Last Easter I attended my first pop-up restaurant, organised by two friends and colleagues, Joseph Trivelli and Stevie Parle, chefs from the River Café where I am a sommelier. In a boat club in Hammersmith, west London, they cooked an Easter lunch of roast kid for 50 people on long trestle tables.
I sat next to a photographer from Chelsea and a butcher from Battersea. Opposite me sat Kerstin Rodgers, or Ms Marmite Lover, a pioneer of the supper club movement. Rodgers has been serving dinners to paying guests in her home in Kilburn, north-west London, since January 2009.

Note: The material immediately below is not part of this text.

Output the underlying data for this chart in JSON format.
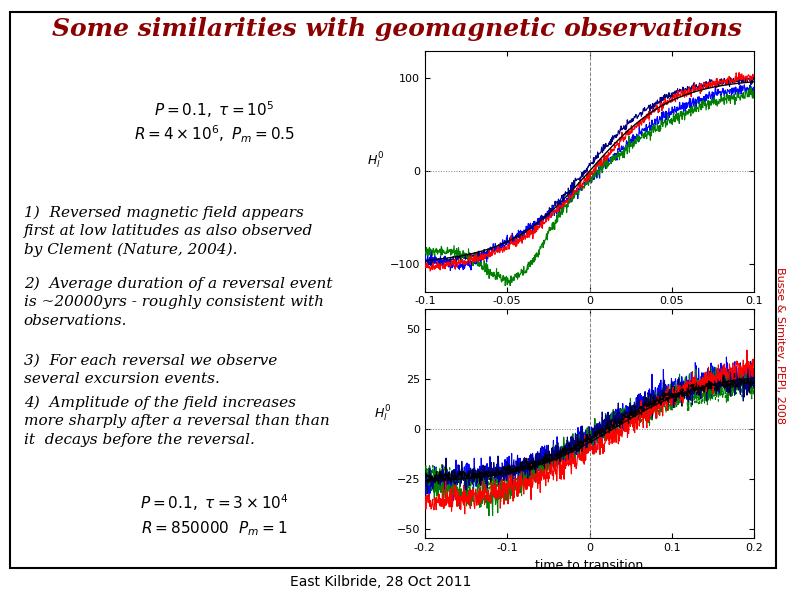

Six months later I served wine at a pop-up restaurant, open for only eight weeks on the top floor of Selfridges. It was fine dining in the most glamorous of settings; a designated lift took customers into a world of white lights, white carpets and panoramic views. Secret, special and fully booked from the start, it marked the return of a legendary chef, Pierre Koffman, one of the few to achieve three Michelin stars at a London restaurant (La Tante Claire), and pig’s trotters, the dish that every foodie wanted to taste. (His new restaurant, Koffman’s, opened a few months ago at the Berkeley Hotel in Knightsbridge.)
You never know what to expect at pop-up restaurants. They are intimate and, usually, informal. You eat only what the chef loves to cook, and you sit wherever there is space on the tables.